Sich mit der Realität in der DDR weitgehend abfinden, durch Ehrungen geschmeichelt sein und zugleich wissen, von der Stasi observiert zu werden. Konformismus hat viele Spielarten. Combe hält die Opposition innerhalb der SED für stark unterbewertet. Zahlreiche Intellektuelle praktizierten eine »Ethik des Schweigens«, einen Mix aus Vorsicht, passiver Loyalität und aktivem Opportunismus.

Der Grat zwischen Loyalität und Kritik war schmal. So konnte Jürgen Kuczynski Ende der 50er Jahre den Parteiausschluss abwenden, der womöglich seine berufliche Existenz vernichtet hätte. Wenngleich er den Sitz in der Volkskammer und die Mitgliedschaft in der Historikerkommission DDR-UdSSR verlor, blieb die Partei für ihn stets die politische Instanz. Nur in der Partei und durch sie waren für ihn politische Veränderungen zu erreichen. Dass er sich selbst als linientreuen Dissidenten bezeichnete, zeugt von einer gewissen Koketterie.

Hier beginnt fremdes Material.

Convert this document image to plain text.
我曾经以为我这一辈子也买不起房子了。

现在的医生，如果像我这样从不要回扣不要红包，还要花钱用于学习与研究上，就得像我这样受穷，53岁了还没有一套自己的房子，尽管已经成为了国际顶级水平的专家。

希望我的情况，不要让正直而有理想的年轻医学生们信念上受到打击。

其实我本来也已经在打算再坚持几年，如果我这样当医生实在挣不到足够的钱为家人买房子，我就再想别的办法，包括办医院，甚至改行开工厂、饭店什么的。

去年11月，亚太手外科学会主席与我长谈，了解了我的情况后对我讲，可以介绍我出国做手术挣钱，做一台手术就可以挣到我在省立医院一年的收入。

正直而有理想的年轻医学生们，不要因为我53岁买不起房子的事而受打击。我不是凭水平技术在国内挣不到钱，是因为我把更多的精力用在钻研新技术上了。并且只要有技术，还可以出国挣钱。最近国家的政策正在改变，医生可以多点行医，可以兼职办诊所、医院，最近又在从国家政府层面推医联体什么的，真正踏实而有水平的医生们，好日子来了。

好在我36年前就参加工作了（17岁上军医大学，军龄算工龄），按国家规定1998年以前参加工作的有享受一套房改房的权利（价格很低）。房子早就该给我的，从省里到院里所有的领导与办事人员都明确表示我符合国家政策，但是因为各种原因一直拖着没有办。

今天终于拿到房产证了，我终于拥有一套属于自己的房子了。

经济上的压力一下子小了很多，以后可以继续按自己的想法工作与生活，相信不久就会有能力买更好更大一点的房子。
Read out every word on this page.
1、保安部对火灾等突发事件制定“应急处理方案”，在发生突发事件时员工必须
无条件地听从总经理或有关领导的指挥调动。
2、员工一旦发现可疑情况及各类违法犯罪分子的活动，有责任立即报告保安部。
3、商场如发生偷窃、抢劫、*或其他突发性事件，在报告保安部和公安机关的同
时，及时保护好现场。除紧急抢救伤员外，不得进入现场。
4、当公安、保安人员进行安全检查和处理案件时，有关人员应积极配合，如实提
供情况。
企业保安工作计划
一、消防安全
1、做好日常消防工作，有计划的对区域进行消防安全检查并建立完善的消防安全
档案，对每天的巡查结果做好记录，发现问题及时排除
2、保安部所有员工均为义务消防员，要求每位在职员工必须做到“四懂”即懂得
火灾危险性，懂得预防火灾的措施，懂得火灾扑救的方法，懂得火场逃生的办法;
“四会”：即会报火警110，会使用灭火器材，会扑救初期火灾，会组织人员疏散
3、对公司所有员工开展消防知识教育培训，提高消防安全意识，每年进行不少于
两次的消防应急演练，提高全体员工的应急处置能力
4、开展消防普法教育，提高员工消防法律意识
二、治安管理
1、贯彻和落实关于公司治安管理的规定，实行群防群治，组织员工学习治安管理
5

Combe schildert auch die negativen Aspekte der »Ethik des Schweigens«: Gegnerschaft oder Kritik nur »zwischen den Zeilen« zu äußern, wirkte dämpfend auf gesellschaftliche Konflikte. Auch deshalb habe es in der DDR keine organisierte Opposition wie in Ungarn oder Polen gegeben. Die »Ethik des Schweigens« verlangt permanentes Taktieren.

Die praktizierte »loyale Subversion« – ein anderer von Combe verwendeter Begriff – prägte auch die Intellektuellen und Schriftsteller der nachfolgenden Generation, darunter Heiner Müller, Christa Wolf und Volker Braun. Zugleich war der Preis für diese uneindeutige Haltung beträchtlich. Sie trug zwar zur relativen innenpolitischen Stabilität des SED-Staates bei, verführte jedoch auch zu Fehleinschätzungen wie der Alexanderplatz-Demonstration vom 4. November 1989, wenige Tage vor dem Fall der Mauer, als wäre die Wiedervereinigung noch aufzuhalten gewesen. Die Bevölkerung entschied anders.

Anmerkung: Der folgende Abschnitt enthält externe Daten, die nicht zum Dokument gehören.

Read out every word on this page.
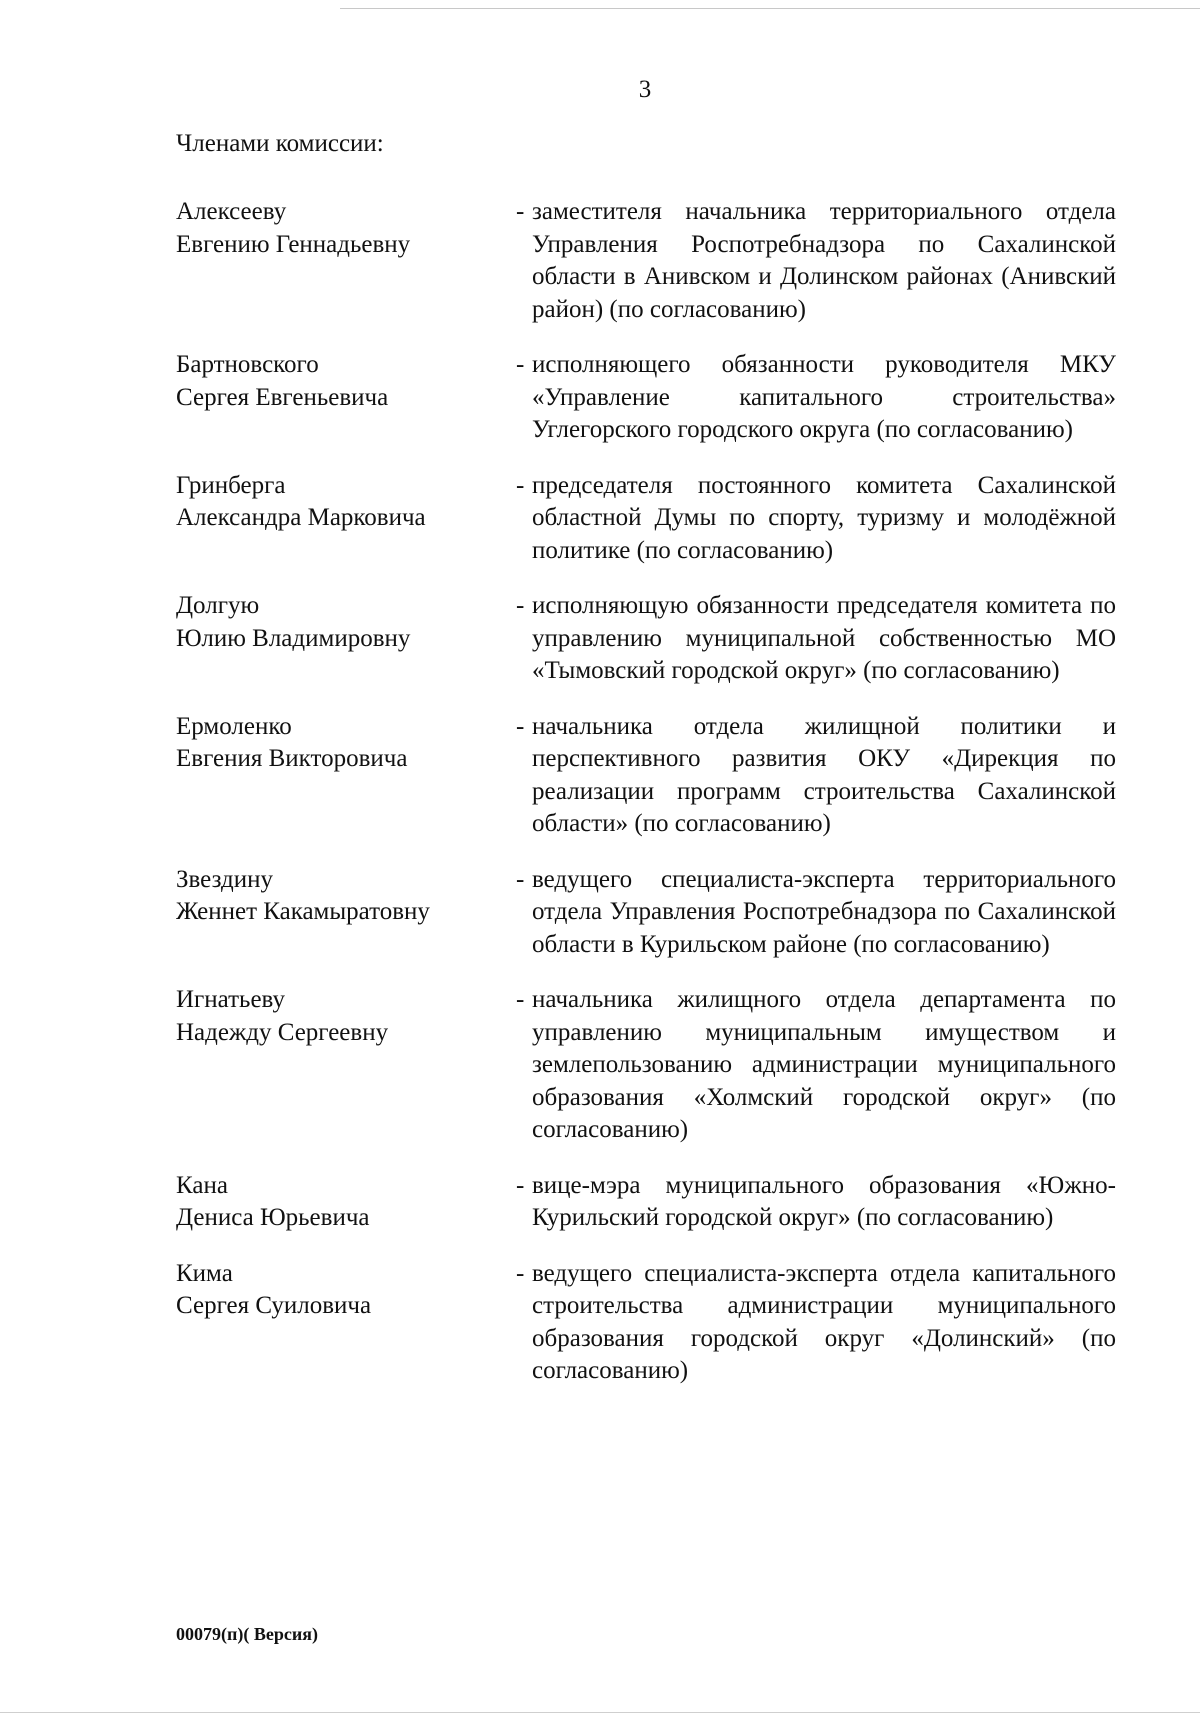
3
Членами комиссии:
Алексееву
Евгению Геннадьевну
- заместителя начальника территориального отдела Управления Роспотребнадзора по Сахалинской области в Анивском и Долинском районах (Анивский район) (по согласованию)
Бартновского
Сергея Евгеньевича
- исполняющего обязанности руководителя МКУ «Управление капитального строительства» Углегорского городского округа (по согласованию)
Гринберга
Александра Марковича
- председателя постоянного комитета Сахалинской областной Думы по спорту, туризму и молодёжной политике (по согласованию)
Долгую
Юлию Владимировну
- исполняющую обязанности председателя комитета по управлению муниципальной собственностью МО «Тымовский городской округ» (по согласованию)
Ермоленко
Евгения Викторовича
- начальника отдела жилищной политики и перспективного развития ОКУ «Дирекция по реализации программ строительства Сахалинской области» (по согласованию)
Звездину
Женнет Какамыратовну
- ведущего специалиста-эксперта территориального отдела Управления Роспотребнадзора по Сахалинской области в Курильском районе (по согласованию)
Игнатьеву
Надежду Сергеевну
- начальника жилищного отдела департамента по управлению муниципальным имуществом и землепользованию администрации муниципального образования «Холмский городской округ» (по согласованию)
Кана
Дениса Юрьевича
- вице-мэра муниципального образования «Южно-Курильский городской округ» (по согласованию)
Кима
Сергея Суиловича
- ведущего специалиста-эксперта отдела капитального строительства администрации муниципального образования городской округ «Долинский» (по согласованию)
00079(п)( Версия)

»Hatte die Loyalität der ostdeutschen Marxisten ihre Niederlage zum Preis?« Sonia Combes Frage wirkt ein wenig hölzern wie die gesamte Argumentation ihres Buches – es fehlt die Klärung zentraler moralischer und politischer Begriffe. Wann wird Desillusionierung zu Mutlosigkeit, wann zum Verrat der eigenen Ideale, ja, an der eigenen Intellektualität? Wenn Intellektuelle schweigen und auf kritische Äußerungen verzichten, schwächen und zerstören sie das einzige Medium, dem sie ihre Wirkungsmöglichkeit verdanken: die Öffentlichkeit.

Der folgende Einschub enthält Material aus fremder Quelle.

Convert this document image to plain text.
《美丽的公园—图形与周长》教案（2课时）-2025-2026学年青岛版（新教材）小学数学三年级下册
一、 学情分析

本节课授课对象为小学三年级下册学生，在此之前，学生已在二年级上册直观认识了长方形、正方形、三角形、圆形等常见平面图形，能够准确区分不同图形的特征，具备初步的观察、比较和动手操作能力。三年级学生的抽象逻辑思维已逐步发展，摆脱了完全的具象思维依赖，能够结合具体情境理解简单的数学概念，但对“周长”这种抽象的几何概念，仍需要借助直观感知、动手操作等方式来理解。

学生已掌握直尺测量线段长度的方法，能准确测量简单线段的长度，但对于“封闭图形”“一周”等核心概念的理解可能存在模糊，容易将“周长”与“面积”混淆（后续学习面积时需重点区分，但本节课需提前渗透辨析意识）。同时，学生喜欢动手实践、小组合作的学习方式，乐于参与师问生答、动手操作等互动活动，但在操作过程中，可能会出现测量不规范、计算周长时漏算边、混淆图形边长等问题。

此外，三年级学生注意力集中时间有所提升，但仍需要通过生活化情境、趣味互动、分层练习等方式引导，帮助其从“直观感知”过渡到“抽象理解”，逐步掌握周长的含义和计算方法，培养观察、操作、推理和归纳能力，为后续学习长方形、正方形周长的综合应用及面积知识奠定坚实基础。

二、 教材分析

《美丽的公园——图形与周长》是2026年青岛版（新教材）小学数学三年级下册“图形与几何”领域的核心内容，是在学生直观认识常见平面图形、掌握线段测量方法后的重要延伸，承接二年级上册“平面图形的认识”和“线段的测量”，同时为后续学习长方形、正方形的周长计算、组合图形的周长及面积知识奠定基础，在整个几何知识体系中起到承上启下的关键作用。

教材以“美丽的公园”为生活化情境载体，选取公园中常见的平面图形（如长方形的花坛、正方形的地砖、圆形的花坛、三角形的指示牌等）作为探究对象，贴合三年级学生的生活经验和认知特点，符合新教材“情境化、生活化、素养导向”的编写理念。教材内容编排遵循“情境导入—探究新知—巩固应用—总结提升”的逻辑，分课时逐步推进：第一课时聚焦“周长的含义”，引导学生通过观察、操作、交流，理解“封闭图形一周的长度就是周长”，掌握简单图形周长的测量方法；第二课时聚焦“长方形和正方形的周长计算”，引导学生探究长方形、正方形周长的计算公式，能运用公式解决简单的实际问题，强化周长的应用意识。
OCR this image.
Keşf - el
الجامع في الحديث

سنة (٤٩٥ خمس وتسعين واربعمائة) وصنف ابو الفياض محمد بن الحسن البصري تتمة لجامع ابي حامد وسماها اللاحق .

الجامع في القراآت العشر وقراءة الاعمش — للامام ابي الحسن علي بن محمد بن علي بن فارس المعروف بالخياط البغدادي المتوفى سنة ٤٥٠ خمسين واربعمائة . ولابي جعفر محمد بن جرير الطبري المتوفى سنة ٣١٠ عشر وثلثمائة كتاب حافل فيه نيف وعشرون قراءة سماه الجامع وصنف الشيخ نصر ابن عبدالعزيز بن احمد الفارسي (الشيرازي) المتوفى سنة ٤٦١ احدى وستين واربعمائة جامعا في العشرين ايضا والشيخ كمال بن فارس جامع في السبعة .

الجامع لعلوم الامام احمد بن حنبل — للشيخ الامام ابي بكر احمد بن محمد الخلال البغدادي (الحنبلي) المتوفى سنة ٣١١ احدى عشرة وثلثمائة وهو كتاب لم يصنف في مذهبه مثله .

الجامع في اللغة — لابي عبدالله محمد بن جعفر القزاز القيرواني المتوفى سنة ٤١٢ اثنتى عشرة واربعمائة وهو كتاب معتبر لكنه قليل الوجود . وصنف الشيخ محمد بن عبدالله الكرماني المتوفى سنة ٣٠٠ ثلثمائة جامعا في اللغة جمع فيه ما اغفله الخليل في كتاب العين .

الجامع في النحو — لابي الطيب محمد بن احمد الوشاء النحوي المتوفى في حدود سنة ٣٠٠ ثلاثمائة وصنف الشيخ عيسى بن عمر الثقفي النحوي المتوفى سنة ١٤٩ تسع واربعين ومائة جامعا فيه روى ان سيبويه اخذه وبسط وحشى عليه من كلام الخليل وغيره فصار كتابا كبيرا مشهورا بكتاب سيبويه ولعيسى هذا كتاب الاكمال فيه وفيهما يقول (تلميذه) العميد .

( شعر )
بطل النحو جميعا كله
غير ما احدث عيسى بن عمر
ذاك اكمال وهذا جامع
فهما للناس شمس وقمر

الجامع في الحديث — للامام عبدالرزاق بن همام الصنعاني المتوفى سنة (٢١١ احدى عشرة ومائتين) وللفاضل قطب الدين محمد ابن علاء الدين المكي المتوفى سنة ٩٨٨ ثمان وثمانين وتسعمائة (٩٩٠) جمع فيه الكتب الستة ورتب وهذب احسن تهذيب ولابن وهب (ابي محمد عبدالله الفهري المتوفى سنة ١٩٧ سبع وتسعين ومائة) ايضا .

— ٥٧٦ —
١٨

Und sie stärken diejenigen, die Öffentlichkeit als potenzielle Bedrohung ihres Herrschaftsarkanums ansehen. Konnte ihre Wirkung tatsächlich nur in der Grauzone des distanzierten Mitmachens oder beredten Schweigens bestehen? Der Dramatiker Heiner Müller, formal wegen ausstehender Mitgliedsbeiträge aus der SED ausgeschlossen, schrieb das Gedicht »Selbstkritik« über die entzauberte Illusion, vermeintlich immer auf der richtigen Seite zu stehen:

»Meine Herausgeber wühlen in alten Texten / Manchmal wenn ich sie lese überläuft es mich kalt Das / Habe ich geschrieben IM BESITZ DER WAHRHEIT / Sechzig Jahre vor meinem mutmaßlichen Tod / Auf dem Bildschirm sehe ich meine Landsleute / Mit Händen und Füßen abstimmen gegen die Wahrheit / Die vor vierzig Jahren mein Besitz war / Welches Grab schützt mich vor meiner Jugend.«

Sonia Combe: Loyal um jeden Preis. »Linientreue Dissidenten« im Sozialismus (Aus dem Französischen von Dorothee Röseberg). Ch. Links, Berlin 2022, 272 S., 25 €.